Sunday, February 5, 2023

Nova Scotia here we come!

If I didn't know better, I'd swear that tortoise was doing a Yoga asana, perhaps the Ardha Chandrasana? Such is the magic of Maritime Canada that anything is possible.

Cypripedium acaule

I was very fortunate to visit Nova Scotia in May, 2014--and I published a half dozen posts back then about that wonderful trip (click on that for one of them) and now I'm looking to go back this June I see in amazement that I never posted some of the best pictures: so here they are--beginning with this lady slipper--of which we saw dozens or maybe hundreds in the woods near Halifax.

 Aralia nudicaule
These pictures were all taken in some natural areas we visited back then: the gardens were better documented in previous blog posts: but I see I have a lot of images I never posted that give a good taste, perhaps, of what's in store in a few months for those of us who attend the meeting in Truro!

Cypripedium acaule

I must have taken a dozen pictures of these ladyslippers. Maybe two dozen! They were everywhere!

Ferns everywhere: not sure the species here...

Trientalis borealis

I cut my horticultural teeth ordering Eastern wildflowers to grow in a shady garden in Boulder, Colorado were I grew up. I grew this for many years.

Gymnocarpium dryopteris

High on my list of favorite plants: I grew its cousin (Gymnocarpium robertianum) well for years at the Gardens. And I'm determined to grow this one too!

Rhododendron rhodora

I dedicated a whole blog post to this plant after my first Nova Scotia visit: a shimmering memory I will never forget!
Populus grandidentatum

So very different from our Rocky Mountain aspen: I must grow this one day!

Trillium undulatum
Alas, nowhere in my garden is it 1) acid enough 2) moist enough to make this gem happy. Fortunately there are a lot of trilliums that settle for me though. This (after T. nivale, which I can grow) is my very favorite.

Coptis trifolia

Another plant not destined for my garden. Wish the Coptis I can grow were this pretty!

Dryopteris spinulosa

Populus grandidentatum

LOVE the unfurling leaves on this poplar.  Yes...I must grow it! This year's Annual General Meeting in Nova Scotia is sure to be a gem--as they all are. I am so excited to see Bernard Jackson's masterpiece rock garden at the University in Truro once again, and the extraordinary limestone crevice garden extension they've put in since my last visit.

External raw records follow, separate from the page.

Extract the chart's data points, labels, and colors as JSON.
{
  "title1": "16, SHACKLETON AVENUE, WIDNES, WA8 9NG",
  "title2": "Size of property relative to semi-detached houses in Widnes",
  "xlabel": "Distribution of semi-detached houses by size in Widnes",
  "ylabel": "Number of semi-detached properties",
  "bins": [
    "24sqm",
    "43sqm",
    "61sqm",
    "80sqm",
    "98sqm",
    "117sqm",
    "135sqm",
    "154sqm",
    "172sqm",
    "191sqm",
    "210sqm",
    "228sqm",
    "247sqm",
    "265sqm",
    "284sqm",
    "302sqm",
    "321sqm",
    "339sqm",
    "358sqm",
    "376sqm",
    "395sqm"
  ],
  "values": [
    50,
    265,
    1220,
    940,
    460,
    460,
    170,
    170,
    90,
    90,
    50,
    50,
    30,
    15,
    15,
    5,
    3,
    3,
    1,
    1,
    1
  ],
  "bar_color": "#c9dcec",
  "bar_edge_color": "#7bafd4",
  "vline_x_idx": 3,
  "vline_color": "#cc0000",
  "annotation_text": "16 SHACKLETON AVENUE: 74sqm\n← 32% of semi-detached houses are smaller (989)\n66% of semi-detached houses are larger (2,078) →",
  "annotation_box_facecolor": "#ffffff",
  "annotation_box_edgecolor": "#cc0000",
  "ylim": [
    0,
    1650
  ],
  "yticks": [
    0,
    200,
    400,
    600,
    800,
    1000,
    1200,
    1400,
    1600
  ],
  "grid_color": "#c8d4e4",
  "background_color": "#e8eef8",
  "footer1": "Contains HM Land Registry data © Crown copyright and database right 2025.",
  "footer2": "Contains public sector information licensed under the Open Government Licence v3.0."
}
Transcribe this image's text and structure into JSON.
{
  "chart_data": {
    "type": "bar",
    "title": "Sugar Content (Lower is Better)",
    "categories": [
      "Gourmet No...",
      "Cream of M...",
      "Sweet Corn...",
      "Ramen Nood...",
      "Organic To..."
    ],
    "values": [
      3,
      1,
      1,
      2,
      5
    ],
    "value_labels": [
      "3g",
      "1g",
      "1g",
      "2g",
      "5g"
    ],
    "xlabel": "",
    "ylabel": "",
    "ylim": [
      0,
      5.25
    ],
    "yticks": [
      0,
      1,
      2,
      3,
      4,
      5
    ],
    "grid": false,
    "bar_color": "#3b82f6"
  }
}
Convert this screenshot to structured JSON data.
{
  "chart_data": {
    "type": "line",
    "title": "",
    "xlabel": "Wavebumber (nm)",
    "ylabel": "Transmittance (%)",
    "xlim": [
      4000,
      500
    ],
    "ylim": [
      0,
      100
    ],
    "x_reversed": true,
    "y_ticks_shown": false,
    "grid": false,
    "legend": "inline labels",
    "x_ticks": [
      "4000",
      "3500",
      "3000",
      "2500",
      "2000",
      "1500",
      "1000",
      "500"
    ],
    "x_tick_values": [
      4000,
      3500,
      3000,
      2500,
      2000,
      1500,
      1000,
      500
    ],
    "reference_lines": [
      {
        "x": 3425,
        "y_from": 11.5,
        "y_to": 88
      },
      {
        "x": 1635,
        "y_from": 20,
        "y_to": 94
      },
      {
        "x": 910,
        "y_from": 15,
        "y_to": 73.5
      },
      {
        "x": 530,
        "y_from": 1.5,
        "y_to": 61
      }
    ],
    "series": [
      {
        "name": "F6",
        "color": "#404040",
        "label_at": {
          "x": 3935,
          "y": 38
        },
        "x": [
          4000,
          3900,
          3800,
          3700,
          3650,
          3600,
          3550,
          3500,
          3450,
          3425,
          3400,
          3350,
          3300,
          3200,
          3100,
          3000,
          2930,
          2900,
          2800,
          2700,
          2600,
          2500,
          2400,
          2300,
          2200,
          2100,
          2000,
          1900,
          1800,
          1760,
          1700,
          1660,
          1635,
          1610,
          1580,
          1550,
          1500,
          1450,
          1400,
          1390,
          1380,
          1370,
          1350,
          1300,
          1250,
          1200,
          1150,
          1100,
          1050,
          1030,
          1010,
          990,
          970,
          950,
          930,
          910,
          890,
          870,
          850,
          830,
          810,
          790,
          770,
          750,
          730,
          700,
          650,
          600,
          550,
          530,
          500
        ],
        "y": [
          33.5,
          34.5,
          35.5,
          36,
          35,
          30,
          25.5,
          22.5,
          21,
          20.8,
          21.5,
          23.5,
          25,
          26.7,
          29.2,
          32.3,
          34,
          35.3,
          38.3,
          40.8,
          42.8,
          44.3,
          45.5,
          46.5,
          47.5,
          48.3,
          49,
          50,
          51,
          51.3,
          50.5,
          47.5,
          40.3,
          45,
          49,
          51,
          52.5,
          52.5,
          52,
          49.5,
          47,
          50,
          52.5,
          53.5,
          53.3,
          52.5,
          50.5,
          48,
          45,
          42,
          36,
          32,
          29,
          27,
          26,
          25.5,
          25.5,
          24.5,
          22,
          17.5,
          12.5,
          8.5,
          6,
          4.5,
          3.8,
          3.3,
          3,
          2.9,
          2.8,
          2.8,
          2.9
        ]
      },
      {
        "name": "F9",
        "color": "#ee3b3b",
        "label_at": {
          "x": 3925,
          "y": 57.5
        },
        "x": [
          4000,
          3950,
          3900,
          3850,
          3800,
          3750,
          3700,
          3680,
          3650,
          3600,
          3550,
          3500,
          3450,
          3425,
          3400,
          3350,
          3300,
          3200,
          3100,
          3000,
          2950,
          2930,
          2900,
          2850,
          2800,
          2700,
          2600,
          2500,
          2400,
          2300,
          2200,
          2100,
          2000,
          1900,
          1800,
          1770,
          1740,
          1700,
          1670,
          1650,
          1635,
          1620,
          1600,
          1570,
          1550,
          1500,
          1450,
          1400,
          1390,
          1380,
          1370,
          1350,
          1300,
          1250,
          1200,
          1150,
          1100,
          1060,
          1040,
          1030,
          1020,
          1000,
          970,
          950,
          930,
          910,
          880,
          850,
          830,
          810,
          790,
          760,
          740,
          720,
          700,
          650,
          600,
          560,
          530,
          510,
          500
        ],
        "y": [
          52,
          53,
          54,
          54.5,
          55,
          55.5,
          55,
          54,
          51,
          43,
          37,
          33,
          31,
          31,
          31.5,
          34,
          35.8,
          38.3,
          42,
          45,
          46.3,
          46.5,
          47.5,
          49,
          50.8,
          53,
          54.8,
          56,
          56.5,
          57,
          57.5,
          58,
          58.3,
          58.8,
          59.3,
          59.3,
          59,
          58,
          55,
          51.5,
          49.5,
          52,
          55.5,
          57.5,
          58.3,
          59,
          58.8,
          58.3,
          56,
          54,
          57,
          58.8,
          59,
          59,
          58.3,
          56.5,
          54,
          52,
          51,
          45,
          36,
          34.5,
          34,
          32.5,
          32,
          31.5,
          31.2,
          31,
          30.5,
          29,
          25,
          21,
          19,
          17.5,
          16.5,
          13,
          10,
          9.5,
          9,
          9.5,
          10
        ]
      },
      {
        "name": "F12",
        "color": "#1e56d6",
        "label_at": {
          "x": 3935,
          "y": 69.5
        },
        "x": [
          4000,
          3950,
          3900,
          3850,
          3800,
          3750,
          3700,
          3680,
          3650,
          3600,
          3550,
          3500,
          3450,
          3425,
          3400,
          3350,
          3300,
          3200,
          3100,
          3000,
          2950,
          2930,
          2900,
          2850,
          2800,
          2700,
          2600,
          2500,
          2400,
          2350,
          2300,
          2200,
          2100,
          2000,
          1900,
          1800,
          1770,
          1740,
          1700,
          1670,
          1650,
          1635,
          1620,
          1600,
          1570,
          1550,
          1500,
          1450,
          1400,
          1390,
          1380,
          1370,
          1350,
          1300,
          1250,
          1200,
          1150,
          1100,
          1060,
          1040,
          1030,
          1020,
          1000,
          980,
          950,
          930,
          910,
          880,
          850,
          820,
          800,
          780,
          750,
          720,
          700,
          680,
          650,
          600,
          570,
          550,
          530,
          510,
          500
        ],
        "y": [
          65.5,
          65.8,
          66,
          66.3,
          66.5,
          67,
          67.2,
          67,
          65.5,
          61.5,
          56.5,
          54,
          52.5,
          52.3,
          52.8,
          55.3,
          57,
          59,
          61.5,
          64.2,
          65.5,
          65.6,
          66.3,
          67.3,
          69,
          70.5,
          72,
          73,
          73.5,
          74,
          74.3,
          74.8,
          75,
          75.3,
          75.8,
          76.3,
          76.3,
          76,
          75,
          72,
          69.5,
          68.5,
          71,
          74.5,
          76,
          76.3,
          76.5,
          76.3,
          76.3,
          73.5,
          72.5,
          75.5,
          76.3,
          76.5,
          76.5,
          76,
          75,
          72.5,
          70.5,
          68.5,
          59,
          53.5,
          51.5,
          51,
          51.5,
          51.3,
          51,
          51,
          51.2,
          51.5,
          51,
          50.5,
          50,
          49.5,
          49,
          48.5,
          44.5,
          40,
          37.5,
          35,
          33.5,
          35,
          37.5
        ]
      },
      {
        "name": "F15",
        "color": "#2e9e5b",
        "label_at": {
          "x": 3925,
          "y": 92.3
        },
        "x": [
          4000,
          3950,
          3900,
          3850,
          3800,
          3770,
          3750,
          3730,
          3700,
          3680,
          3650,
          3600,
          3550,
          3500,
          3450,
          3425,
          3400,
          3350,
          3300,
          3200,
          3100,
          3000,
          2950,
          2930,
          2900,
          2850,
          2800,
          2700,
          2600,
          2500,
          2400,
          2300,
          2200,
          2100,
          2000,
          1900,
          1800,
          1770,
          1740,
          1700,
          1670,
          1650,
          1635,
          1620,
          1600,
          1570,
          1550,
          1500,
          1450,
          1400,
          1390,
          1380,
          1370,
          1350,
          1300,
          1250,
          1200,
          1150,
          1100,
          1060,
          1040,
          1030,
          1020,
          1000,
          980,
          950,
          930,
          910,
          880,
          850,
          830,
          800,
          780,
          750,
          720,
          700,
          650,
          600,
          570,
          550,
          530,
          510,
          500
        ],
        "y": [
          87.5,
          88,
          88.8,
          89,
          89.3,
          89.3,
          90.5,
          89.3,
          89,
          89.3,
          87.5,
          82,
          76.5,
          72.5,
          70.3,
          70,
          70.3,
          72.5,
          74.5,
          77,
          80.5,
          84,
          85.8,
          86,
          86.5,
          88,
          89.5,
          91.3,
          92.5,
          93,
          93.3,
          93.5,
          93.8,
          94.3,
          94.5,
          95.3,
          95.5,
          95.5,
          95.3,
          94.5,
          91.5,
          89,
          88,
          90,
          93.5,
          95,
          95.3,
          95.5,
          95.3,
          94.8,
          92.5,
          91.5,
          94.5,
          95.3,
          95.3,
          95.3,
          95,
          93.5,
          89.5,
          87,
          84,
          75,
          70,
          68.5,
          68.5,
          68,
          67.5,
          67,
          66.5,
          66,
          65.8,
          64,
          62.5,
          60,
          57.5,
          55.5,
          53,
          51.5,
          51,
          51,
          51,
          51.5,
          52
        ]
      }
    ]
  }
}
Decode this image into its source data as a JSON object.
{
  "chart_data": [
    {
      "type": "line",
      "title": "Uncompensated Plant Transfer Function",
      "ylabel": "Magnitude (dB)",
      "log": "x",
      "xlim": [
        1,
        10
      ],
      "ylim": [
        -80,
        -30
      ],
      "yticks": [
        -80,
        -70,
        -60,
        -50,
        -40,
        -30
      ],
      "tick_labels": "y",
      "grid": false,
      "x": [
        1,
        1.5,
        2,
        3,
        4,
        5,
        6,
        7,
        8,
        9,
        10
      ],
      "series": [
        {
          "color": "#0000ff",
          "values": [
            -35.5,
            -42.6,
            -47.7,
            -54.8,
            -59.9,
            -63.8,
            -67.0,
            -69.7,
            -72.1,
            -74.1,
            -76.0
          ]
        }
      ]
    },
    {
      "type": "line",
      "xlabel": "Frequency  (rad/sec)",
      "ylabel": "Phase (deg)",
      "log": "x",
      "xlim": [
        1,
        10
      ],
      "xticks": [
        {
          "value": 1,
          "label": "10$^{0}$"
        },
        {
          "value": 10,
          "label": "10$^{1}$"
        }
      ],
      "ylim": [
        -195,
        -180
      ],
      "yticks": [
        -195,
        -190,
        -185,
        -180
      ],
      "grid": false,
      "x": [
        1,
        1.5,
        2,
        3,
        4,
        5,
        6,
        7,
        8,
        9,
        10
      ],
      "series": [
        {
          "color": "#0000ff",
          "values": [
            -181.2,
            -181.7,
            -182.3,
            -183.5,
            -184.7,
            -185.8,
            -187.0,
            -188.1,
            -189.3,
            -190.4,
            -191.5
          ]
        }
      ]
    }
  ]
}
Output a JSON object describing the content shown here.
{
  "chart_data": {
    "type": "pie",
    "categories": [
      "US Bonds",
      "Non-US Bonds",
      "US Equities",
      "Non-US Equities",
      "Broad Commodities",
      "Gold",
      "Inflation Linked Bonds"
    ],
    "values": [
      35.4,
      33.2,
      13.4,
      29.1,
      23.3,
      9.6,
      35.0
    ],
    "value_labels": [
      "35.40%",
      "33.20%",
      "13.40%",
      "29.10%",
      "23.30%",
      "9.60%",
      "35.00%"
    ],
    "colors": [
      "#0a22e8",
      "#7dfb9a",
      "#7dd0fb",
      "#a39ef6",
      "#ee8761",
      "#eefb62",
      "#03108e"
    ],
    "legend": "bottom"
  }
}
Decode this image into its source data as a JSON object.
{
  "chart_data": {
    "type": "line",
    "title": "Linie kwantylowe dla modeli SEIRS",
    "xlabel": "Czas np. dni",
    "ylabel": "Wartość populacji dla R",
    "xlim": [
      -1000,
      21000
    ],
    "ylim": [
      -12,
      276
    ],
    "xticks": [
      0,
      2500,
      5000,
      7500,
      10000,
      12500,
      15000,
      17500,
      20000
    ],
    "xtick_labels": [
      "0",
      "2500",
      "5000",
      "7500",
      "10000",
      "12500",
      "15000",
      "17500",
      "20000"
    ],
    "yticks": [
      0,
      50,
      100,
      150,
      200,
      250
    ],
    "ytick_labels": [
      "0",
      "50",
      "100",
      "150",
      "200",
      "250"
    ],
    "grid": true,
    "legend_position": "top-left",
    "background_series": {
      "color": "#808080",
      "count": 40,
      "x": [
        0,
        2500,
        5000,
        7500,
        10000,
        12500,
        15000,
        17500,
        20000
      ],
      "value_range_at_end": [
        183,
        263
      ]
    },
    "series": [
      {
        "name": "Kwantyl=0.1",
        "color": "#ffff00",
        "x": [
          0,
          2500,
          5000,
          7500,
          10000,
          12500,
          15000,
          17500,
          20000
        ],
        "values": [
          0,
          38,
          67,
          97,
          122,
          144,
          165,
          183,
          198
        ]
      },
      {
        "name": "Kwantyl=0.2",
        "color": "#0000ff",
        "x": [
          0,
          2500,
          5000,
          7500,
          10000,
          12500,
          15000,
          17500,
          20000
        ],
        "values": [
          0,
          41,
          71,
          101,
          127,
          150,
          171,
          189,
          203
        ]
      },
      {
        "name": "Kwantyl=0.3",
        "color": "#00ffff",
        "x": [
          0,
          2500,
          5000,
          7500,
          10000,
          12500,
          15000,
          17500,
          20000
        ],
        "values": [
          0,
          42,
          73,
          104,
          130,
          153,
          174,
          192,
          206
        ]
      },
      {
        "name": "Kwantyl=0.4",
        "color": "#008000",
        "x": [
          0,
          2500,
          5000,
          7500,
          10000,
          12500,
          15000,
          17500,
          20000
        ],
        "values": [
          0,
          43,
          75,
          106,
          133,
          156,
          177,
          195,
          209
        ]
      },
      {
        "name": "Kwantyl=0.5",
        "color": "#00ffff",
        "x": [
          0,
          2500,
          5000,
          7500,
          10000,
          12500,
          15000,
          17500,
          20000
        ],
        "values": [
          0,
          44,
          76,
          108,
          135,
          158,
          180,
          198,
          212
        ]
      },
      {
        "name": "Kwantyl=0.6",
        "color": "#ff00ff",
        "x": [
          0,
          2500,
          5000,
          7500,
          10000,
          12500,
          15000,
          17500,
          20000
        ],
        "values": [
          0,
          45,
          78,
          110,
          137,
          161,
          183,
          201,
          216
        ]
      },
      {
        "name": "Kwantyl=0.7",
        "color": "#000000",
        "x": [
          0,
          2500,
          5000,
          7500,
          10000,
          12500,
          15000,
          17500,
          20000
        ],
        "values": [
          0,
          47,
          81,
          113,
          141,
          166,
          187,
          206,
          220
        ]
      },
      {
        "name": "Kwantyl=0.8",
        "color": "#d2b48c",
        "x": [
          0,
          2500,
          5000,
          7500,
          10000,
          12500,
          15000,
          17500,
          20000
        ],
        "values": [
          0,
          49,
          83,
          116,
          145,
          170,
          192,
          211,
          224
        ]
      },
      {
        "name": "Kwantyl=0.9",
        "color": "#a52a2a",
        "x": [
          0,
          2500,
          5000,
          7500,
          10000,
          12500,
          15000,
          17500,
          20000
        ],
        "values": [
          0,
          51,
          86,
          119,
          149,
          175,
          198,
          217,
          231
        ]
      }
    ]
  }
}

I was amazed by the incredible diversity of private gardens--many of which will be on tour. Early June will be peak bloom for Rhododendrons, rock and perennial gardens--all kissed by the cool, Maritime breath of the sea! Wouldn't miss this for the world--and hope to see you there...the QR code will take you to the registration page, or click right here! Be sure to watch Jamie Ellison's stunning video promoting the meeting--what a remarkably evocative landscape!


1 comment:

  1. The natives will be saying "With all these botanists around, there goes the neighborhood." The raucous partying. The full hotels. The busy restaurants.

    At least the establishments will be able to make some money before tourist season drops off for the winter.